Suppose an absolutely trustwothy source tells you that the coin is Heads side up. Then you go and look at the coin and indeed it's Heads side up. What should have been your probability that the coin is Tails side up before you looked at it?
It should be zero. You've already known the state of the coin before you looked at it, you got no new information. Does it mean that Tails side of a coin doesn't exist? No, of course not! It just that you didn't expect that the coin could possibly be Tails in this particular case based on your knowledge state.
I was going to post a generalized way of reasoning under amnesia in a future post, but here is some: getting memory erased about some evidence just brings you to the state where you didn't have this particular evidence. And getting an expected memory wipe can only make you less confident in your probability estimate, not more.

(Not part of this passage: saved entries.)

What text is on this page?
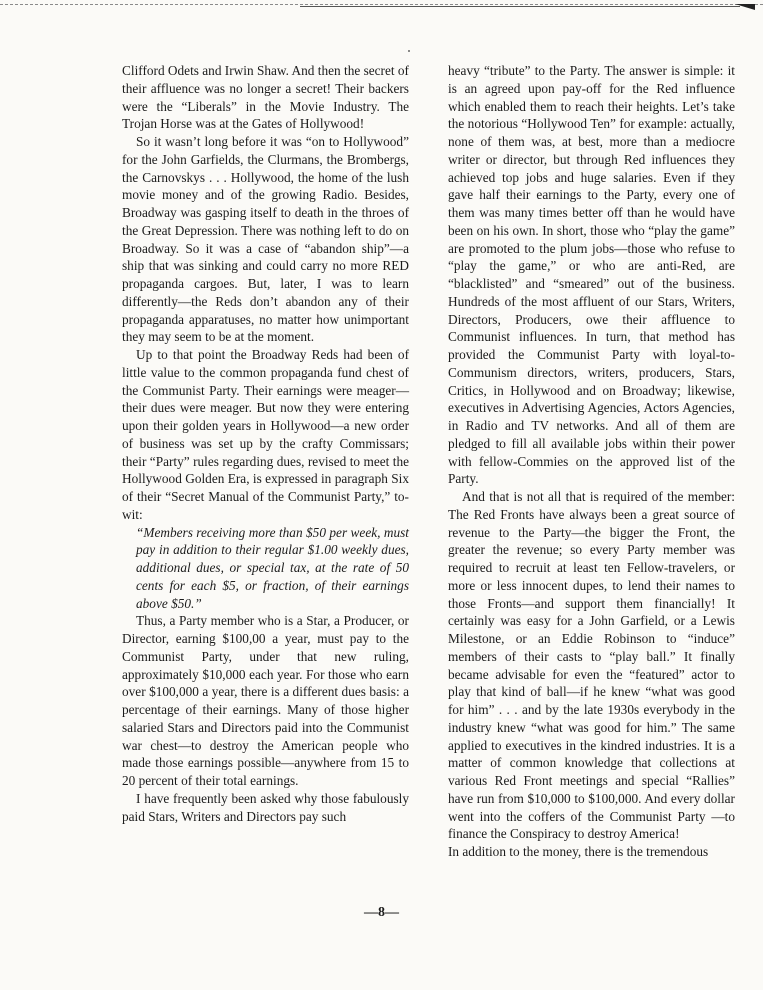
Clifford Odets and Irwin Shaw. And then the secret of their affluence was no longer a secret! Their backers were the “Liberals” in the Movie Industry. The Trojan Horse was at the Gates of Hollywood!

So it wasn’t long before it was “on to Hollywood” for the John Garfields, the Clurmans, the Brombergs, the Carnovskys . . . Hollywood, the home of the lush movie money and of the growing Radio. Besides, Broadway was gasping itself to death in the throes of the Great Depression. There was nothing left to do on Broadway. So it was a case of “abandon ship”—a ship that was sinking and could carry no more RED propaganda cargoes. But, later, I was to learn differently—the Reds don’t abandon any of their propaganda apparatuses, no matter how unimportant they may seem to be at the moment.

Up to that point the Broadway Reds had been of little value to the common propaganda fund chest of the Communist Party. Their earnings were meager—their dues were meager. But now they were entering upon their golden years in Hollywood—a new order of business was set up by the crafty Commissars; their “Party” rules regarding dues, revised to meet the Hollywood Golden Era, is expressed in paragraph Six of their “Secret Manual of the Communist Party,” to-wit:

“Members receiving more than $50 per week, must pay in addition to their regular $1.00 weekly dues, additional dues, or special tax, at the rate of 50 cents for each $5, or fraction, of their earnings above $50.”

Thus, a Party member who is a Star, a Producer, or Director, earning $100,00 a year, must pay to the Communist Party, under that new ruling, approximately $10,000 each year. For those who earn over $100,000 a year, there is a different dues basis: a percentage of their earnings. Many of those higher salaried Stars and Directors paid into the Communist war chest—to destroy the American people who made those earnings possible—anywhere from 15 to 20 percent of their total earnings.

I have frequently been asked why those fabulously paid Stars, Writers and Directors pay such

heavy “tribute” to the Party. The answer is simple: it is an agreed upon pay-off for the Red influence which enabled them to reach their heights. Let’s take the notorious “Hollywood Ten” for example: actually, none of them was, at best, more than a mediocre writer or director, but through Red influences they achieved top jobs and huge salaries. Even if they gave half their earnings to the Party, every one of them was many times better off than he would have been on his own. In short, those who “play the game” are promoted to the plum jobs—those who refuse to “play the game,” or who are anti-Red, are “blacklisted” and “smeared” out of the business. Hundreds of the most affluent of our Stars, Writers, Directors, Producers, owe their affluence to Communist influences. In turn, that method has provided the Communist Party with loyal-to-Communism directors, writers, producers, Stars, Critics, in Hollywood and on Broadway; likewise, executives in Advertising Agencies, Actors Agencies, in Radio and TV networks. And all of them are pledged to fill all available jobs within their power with fellow-Commies on the approved list of the Party.

And that is not all that is required of the member: The Red Fronts have always been a great source of revenue to the Party—the bigger the Front, the greater the revenue; so every Party member was required to recruit at least ten Fellow-travelers, or more or less innocent dupes, to lend their names to those Fronts—and support them financially! It certainly was easy for a John Garfield, or a Lewis Milestone, or an Eddie Robinson to “induce” members of their casts to “play ball.” It finally became advisable for even the “featured” actor to play that kind of ball—if he knew “what was good for him” . . . and by the late 1930s everybody in the industry knew “what was good for him.” The same applied to executives in the kindred industries. It is a matter of common knowledge that collections at various Red Front meetings and special “Rallies” have run from $10,000 to $100,000. And every dollar went into the coffers of the Communist Party —to finance the Conspiracy to destroy America!

In addition to the money, there is the tremendous

—8—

In this dice rolling case, initially my P(6) = 1/6, then after you told me that it's odd, P(6|Odd)=0, and then when I'm memory wiped I'm back to P(6) = 1/6 and the knowledge that you've already told me whether the result is even or odd doesn't help P(6|Even or Odd) = 1/6
Likewise in Sleeping Beauty I initially have P(Heads) = 1/2. Then I awakened exactly as I've expected in the experiment and still have P(Heads|Awake) = 1/2. Now suppose that I'm awakened once more. If there was no memory wipe I'd learn that I'm a awake a second time which would bring me to P(Heads|Two Awakenings) = 0. But I do not get this evidence due to memory wipe. So due to it, when I'm awakened the second time, I once again learn that I'm awake and still having P(Heads|Awake) = 1/2.
What you are implicitly claiming, however, is that getting memory wiped, or even just a possibility of it, makes the Beauty more confident in one outcome over the other! Which is quite bizarre. As if knowing less gives you more knowledge. Moreover, you assume that the person who knowns that their memory was/may be erased, just have to act as if they do not know it.
Suppose a coin is tossed and you received some circumstantial evidence about it's state. As a result you are currently at 2/3 in favor of Heads. And then I tell you: "What odds are you ready to bet on? By the way, I have erased from your memory some crucial evidence in favor of Tails". Do you really think that you are supposed to agree to bet on 1:2 odds even though you now know that the state of the evidence your currently have may not be trustworthy?